Знал ли Николай Сусанов, что так все сложится? Детство, юность, студенческие надежды, стремление к прекрасному. Уже четыре года, как закончил учительский институт. И вот — война, кровь, гной, предательство, гибель всего того, что так дорого и мило. Как же все это совместить? Что же произошло с людьми? Одни стали полицаями или надели немецкую форму с черным ромбом и желтыми буквами «РОА» на правом рукаве. А десятки тысяч предпочли смерть, потому что совесть не позволила поступить иначе. Почему у одних животный страх за свою жизнь вызывает стремление хитрить, обманывать слабых, отнимать еду у больных и раненых, в то время как другие не только обходятся тем, что имеют, но еще поднимают у людей дух, воодушевляют их на выздоровление, на сопротивление?
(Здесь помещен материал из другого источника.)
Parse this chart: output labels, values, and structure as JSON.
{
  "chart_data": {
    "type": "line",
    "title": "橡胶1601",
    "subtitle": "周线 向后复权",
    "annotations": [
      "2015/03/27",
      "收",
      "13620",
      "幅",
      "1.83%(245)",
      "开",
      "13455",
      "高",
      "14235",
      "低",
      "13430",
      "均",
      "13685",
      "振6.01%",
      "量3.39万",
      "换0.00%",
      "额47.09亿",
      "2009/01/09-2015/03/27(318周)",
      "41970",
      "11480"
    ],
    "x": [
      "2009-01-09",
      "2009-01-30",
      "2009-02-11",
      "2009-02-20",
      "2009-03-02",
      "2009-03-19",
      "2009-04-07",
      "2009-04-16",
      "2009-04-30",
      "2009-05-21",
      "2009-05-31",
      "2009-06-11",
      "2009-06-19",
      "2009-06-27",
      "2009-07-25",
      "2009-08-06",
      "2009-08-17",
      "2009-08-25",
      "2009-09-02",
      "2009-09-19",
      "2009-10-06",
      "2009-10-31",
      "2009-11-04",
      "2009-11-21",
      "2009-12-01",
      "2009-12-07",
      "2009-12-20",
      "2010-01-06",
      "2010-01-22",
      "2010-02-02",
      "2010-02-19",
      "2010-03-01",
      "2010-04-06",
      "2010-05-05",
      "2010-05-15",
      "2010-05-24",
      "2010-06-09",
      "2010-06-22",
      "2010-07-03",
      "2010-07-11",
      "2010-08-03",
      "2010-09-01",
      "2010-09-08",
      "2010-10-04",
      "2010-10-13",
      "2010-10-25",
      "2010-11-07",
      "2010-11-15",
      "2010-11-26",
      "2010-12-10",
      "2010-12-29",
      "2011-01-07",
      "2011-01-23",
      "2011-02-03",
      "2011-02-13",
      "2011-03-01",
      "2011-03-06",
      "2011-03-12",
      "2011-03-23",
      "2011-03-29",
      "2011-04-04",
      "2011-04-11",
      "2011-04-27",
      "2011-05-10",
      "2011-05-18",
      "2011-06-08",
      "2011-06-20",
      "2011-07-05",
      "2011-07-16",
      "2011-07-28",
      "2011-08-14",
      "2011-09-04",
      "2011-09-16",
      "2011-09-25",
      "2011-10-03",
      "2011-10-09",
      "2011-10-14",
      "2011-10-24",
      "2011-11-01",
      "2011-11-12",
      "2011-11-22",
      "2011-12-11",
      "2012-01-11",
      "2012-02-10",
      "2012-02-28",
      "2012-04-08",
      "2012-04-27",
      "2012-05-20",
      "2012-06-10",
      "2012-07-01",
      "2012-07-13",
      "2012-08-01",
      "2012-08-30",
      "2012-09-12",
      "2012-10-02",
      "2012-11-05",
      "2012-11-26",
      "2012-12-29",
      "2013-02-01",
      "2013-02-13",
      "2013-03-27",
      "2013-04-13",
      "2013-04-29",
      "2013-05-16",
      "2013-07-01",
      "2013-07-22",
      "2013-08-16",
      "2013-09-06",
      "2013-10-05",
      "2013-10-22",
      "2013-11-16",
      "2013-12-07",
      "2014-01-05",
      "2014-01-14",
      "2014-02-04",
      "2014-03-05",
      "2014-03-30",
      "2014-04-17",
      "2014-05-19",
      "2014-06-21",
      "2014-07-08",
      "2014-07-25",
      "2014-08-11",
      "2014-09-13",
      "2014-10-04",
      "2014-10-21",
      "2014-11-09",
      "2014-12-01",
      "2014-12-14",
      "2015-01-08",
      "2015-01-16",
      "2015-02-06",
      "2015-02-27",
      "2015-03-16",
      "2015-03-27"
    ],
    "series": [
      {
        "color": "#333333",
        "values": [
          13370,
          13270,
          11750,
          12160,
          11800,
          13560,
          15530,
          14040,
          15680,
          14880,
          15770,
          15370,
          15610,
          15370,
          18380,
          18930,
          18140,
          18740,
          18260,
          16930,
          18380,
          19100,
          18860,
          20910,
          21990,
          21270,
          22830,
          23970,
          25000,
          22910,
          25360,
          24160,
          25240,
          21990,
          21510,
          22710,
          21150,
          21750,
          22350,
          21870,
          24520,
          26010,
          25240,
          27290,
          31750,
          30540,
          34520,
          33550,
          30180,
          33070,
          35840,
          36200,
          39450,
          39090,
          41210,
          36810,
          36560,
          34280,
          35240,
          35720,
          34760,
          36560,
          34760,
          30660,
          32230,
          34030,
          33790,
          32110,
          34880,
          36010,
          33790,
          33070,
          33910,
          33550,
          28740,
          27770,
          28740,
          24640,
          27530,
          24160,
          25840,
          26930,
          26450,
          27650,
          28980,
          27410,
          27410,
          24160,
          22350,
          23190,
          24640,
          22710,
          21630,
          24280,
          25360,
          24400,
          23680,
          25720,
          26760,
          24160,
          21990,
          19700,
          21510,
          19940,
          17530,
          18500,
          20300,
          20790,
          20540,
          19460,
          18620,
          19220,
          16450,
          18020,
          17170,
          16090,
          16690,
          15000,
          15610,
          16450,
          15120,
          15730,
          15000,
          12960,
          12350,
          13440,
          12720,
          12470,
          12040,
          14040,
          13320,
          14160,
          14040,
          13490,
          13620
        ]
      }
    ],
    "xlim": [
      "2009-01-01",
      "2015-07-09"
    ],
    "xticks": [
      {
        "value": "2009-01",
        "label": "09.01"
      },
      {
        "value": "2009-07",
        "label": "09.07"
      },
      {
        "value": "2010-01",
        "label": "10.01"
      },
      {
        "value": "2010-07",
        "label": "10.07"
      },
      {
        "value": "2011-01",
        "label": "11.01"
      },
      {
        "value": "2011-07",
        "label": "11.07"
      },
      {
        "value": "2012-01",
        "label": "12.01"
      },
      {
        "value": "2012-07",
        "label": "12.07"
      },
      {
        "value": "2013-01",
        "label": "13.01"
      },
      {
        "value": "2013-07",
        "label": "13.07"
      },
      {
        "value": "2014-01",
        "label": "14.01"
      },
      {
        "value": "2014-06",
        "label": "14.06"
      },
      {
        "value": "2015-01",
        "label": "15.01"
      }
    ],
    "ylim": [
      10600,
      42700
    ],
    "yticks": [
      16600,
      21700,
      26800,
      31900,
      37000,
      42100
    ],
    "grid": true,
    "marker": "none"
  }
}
Вот, к примеру, Лопухин… В плоском солдатском котелке приносит Гриша Федоров из общей бочки ему баланду, которая ничем не отличается от той, что едят и все военнопленные: те же две-три потемневшие картофелины да гнилая, вперемешку с разной шелухой крупица. Намекнул как-то раз Гриша, что «старшим врачам отдельно на кухне наливают и что он мог бы питаться получше». Рассердился Роман Александрович, покраснел, накричал на него: «У меня пайка есть, и не смейте мне!..»
Сусанов прислушался. Где-то совсем рядом послышалось бормотание:
— Здесь бу-удет мо-ост… Сюда они не пройду-ут.
Вдоль окон пробирается тень. Сусанов узнает военного инженера, человека, потерявшего разум. Днем его уводили в комнату к таким же бедолагам с тихим помешательством, а по ночам он выходил и начинал бродить по казарме.
«Что ждет его? Что ждет нас?» От тягостных мыслей у Сусанова вновь зазвенели колокольчики. Сквозь их неумолчный звон было слышно, как жалобно стонет Кузьмич из Тулы. Под Ельней он храбро стрелял по убегающей вражеской пехоте, видел трупы фашистских солдат, а здесь виновато смотрит по утрам на Сусанова, когда тот вытирает за ним нары. Обезножел в бою, мается, шевелит посиневшими губами: «Жить страшнее, чем умереть». Глядя на него, Николай сам извелся, не зная, чем же помочь Кузьмичу.
А вот заворочался «дрягун». Так прозвал его Сусанов за то, что он хотел поймать крысу, грызущую по ночам его гнойную рану. «Зачем она тебе?» — как-то спросил Николай. «Съем, — не моргнув ответил «дрягун» то ли в шутку, то ли всерьез. — Вот только бы изловчиться поймать». Кто он, выбитый из колеи человек? Откуда? Как попал в плен? Никому ведь не сказывает. И не удивляется такой скрытности Сусанов, знает, что со сменой обстоятельств меняется и поведение людей. Все, что в мирное время скрыто, завуалировано, — на фронте непременно проявится, а уж в плену и подавно. Сильные нередко молчунами становятся, а слабые болтливыми. Вон Вася казался неунывающим, таким балагуром, ну просто мастак на разные побаски, а нагрянула опасность и… стал просить Лопухина не посылать его в подкоп. А ведь вместе рыли туннель, и было какое-то стремление… Тяжко было, голова кружилась, а вот чтобы страх тобой владел — страха не было. И считалось, что раз есть цель, то и переживания отходят в сторону. Но вот стоило только забить все то, что в последнее время с таким великим трудом сооружали, — и человек на попятную. Испугался, потерялся… Вот и пойми его, разбери, когда он себя ненавидит, а когда собою дорожит.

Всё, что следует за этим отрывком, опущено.